Princess Kate’s case, though, is setting off more than a few alarm bells in the medical community. The elevated concern has to do with the age of the patient. Over the last two decades, there has been a 79% jump in cancer cases amongst those under 50 years of age. And this exceptional trend arrives in the midst of significant advances in cancer diagnoses and treatments.
Among the terminal cancer patients I would see when I was employed by a local hospice, the very young ones would invariably seize my emotions, my breathing would slow, and deep-seated fears would come up. I couldn’t and still cannot make sense of the flurry of thoughts. Cancer and youth, I had pondered, blend much like oil and water.
Because 12% of all cancer diagnoses are given to the under-50 age bracket, oncologists and researchers in the field are devoting refocused attention to understanding what actually is going on.
What is happening?
While there are not yet any definitive answers, there are well-evidenced correlations. One in particular comes from the type of cancer. Colorectal cancers are now the leading cause of cancer deaths among young men, and the second-leading cause among young women. (Although Middleton’s cancer type is undisclosed, some doctors suspect colorectal cancer based on the circumstances.) Inexplicably, lung cancer has become more common, even with millennials who have no smoking history.
Underscoring the complexities, cancer epidemiologist Dr. Andrew Chan says, “It will be impossible to design a clinical trial that can test all different possible causes of early-onset cancer.” Yet the prevalence of obesity –- a third of all 18-to-25-year-olds are obese –- along with ultra-processed foods, are strongly linked to cancers of the GI tract. Americans' addiction to saturated fats, foods laden with high fructose corn syrup and red meat take a long-term toll on cells and tissues; they are linked to a nasty form of E. coli bacteria in the gut. Only if McDonald's could reverse engineer the human body for a diet of double meat patties with cheese and bacon, fries and a soda!

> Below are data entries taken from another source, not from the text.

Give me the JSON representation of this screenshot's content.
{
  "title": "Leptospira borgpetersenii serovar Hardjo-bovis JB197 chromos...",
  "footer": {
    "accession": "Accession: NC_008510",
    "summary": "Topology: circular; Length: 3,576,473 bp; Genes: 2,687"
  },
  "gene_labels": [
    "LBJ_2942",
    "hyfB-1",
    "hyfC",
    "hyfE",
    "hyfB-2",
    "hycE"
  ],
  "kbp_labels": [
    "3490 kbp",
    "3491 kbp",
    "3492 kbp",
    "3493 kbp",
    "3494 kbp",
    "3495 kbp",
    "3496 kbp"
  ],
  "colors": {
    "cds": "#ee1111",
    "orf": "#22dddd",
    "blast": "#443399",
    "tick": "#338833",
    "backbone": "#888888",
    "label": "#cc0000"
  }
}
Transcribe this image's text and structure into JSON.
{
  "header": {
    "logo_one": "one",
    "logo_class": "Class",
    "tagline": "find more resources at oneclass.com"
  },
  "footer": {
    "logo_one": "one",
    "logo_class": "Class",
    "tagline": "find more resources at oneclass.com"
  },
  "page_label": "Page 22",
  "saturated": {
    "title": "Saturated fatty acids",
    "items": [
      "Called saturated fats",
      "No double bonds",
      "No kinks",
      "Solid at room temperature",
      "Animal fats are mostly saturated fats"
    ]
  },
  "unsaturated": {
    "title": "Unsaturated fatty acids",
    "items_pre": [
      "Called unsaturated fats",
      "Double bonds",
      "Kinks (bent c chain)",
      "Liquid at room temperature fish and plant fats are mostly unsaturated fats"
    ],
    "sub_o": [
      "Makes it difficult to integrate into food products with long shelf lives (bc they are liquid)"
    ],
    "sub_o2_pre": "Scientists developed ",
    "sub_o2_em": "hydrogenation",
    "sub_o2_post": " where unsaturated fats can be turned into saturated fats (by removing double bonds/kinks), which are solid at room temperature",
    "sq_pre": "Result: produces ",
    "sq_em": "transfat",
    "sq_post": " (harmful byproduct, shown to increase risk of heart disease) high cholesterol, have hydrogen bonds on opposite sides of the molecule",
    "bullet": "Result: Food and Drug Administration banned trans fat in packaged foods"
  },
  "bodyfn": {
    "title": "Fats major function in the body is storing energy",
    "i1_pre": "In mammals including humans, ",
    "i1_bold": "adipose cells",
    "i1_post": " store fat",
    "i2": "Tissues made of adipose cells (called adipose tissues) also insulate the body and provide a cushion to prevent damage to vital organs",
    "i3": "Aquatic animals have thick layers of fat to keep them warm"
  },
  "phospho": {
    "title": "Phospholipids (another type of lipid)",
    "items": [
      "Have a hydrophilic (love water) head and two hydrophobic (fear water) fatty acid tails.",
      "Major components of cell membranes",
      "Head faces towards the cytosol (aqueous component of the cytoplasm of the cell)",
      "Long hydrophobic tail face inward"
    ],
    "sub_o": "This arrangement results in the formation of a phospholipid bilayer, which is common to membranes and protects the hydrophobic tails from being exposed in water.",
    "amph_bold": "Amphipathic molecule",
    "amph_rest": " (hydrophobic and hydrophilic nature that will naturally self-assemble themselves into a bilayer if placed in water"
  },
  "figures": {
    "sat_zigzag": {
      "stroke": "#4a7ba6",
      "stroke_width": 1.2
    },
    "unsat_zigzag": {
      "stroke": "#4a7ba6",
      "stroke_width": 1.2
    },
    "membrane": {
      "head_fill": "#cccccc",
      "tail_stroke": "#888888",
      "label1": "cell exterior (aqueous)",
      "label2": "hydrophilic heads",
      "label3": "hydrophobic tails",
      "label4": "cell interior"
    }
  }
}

This sad story though, does not end at the fast-food pickup window. Shockingly, microplastics are more commonly found in many tumors. Our chemically drenched environment is an obstacle course of toxins for toddlers and pregnant mothers alike. The unimaginable comforts brought to us courtesy of Dupont and Monsanto also bestow the gift of early-onset cancers.

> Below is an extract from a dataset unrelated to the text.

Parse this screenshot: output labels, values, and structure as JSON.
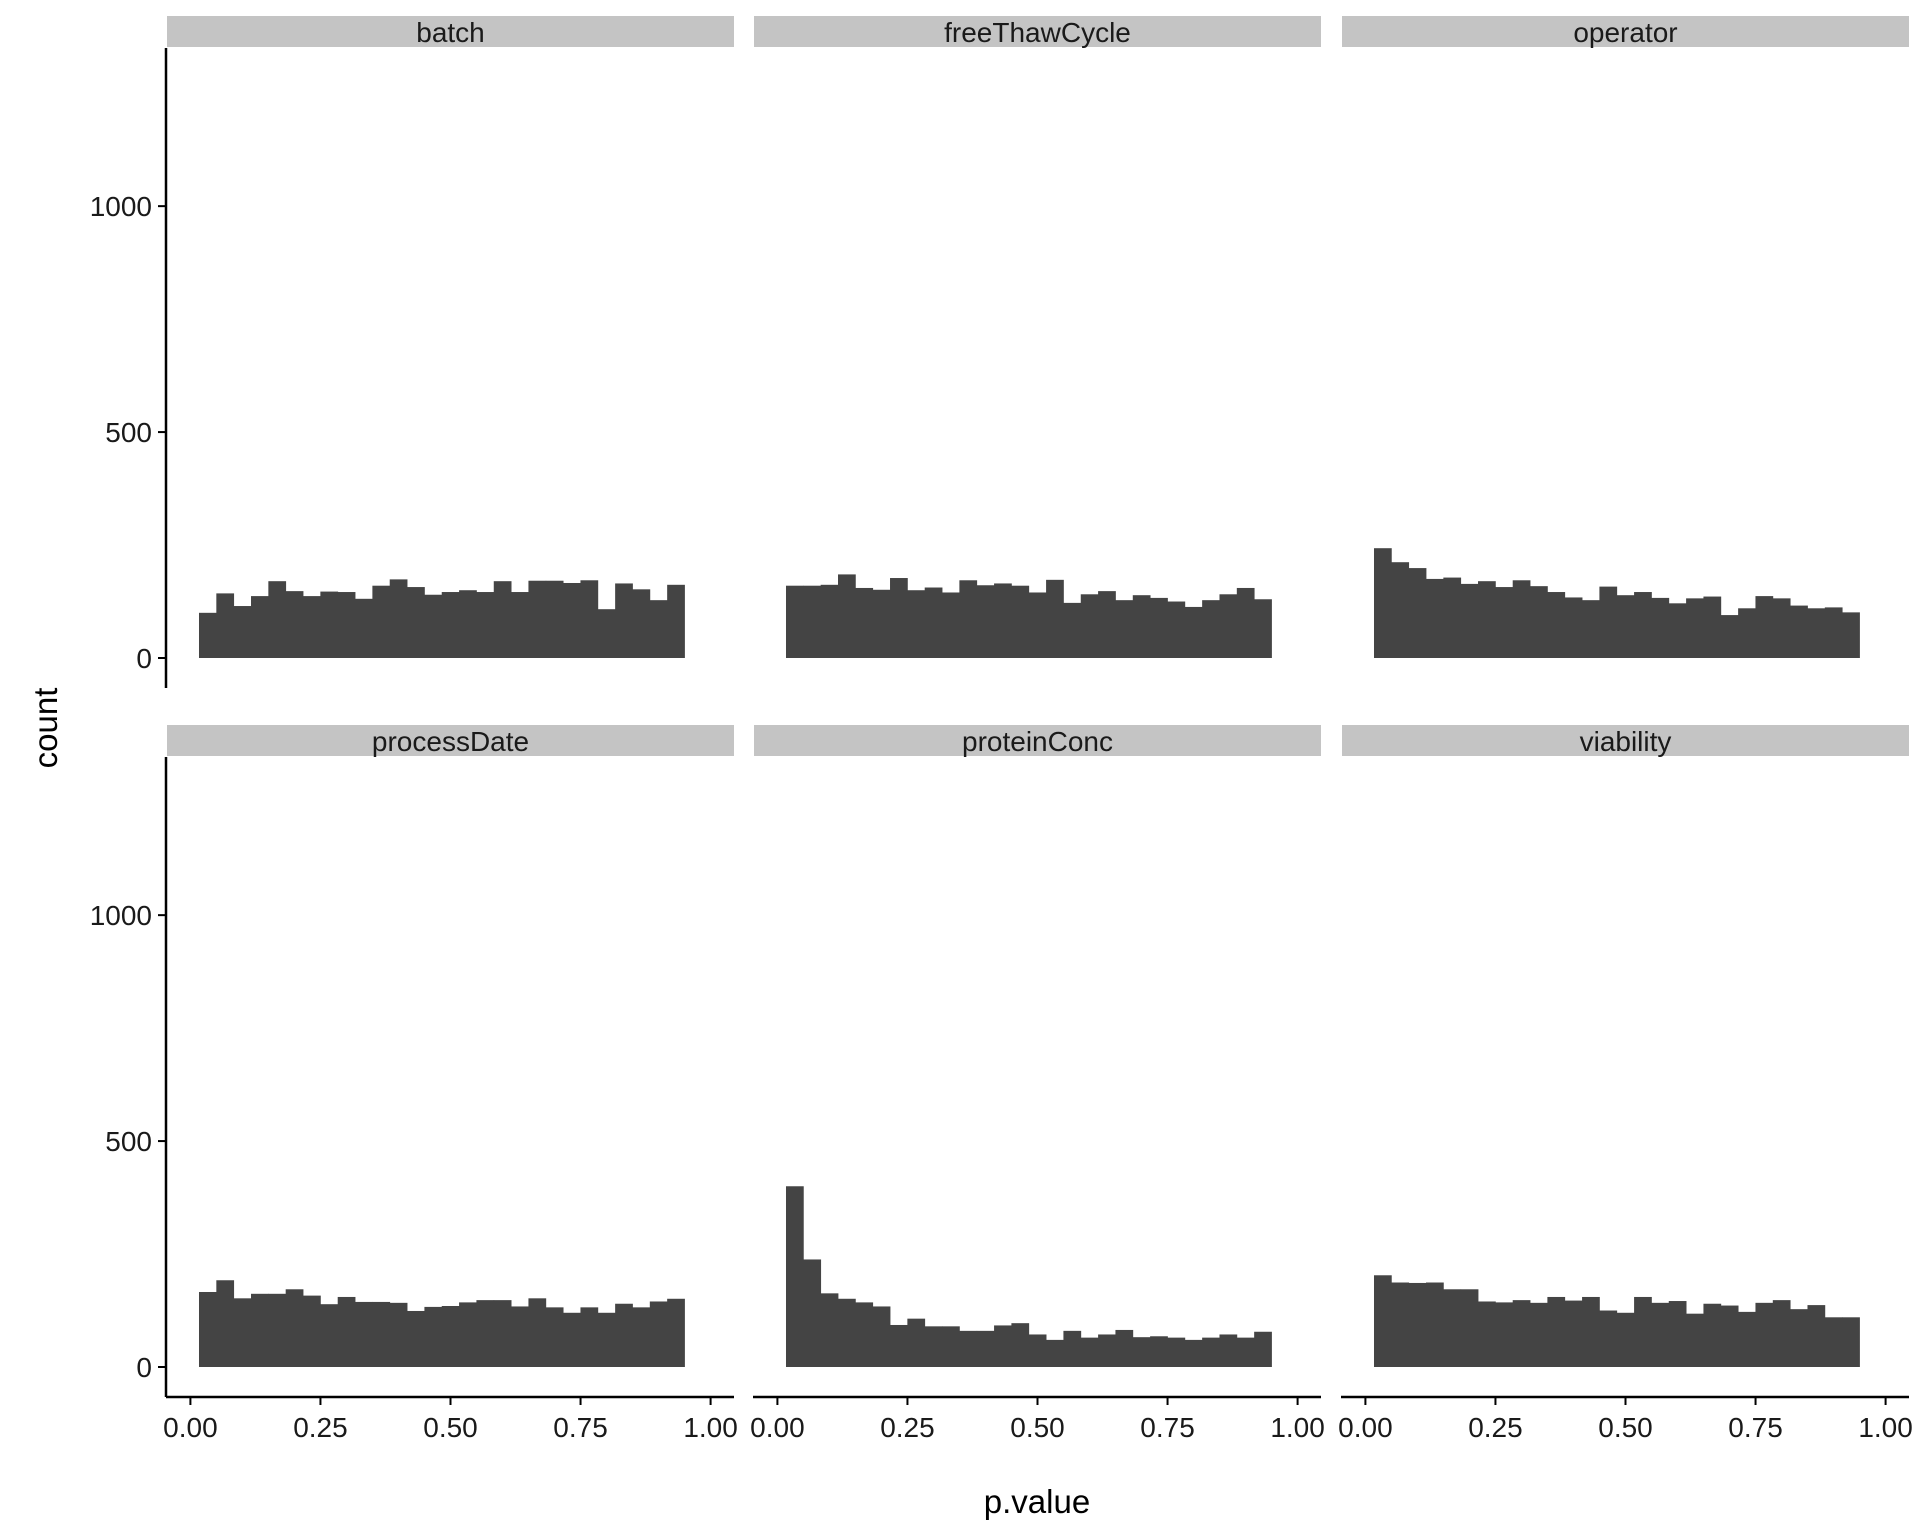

This is another urgent wake-up call for Gen-Z and millennials sleepwalking, prying open their eyelids only to respond to the next text. Don’t they know that depression contributes to a predisposition for cancer? Shouldn’t they be using their precious AI bot to enlighten them on the direct effects of stress levels upon the immune system?
As I habitually scour the obituaries, lured in again by my morbid curiosity, there I see her youthful image: smooth skin and that bright smile, taken in the prime of her life. “She fought a courageous battle,” reads the copy, and I wonder to myself why as a society we frame cancer as the contemptable enemy instead of the symptom of a culture, of a lifestyle choice.
The many decades it took for cigarettes to lose their widespread appeal is instructive. Informed smokers willfully enjoyed their nicotine, some in their hospital beds without admitting regret. A kind of inner bargain was brokered. But a twenty something, non-smoker, struck down with lung cancer is another matter entirely. If we insist on framing cancer as the malevolent beast, we risk overlooking the subtle hints of a cancerous culture altogether.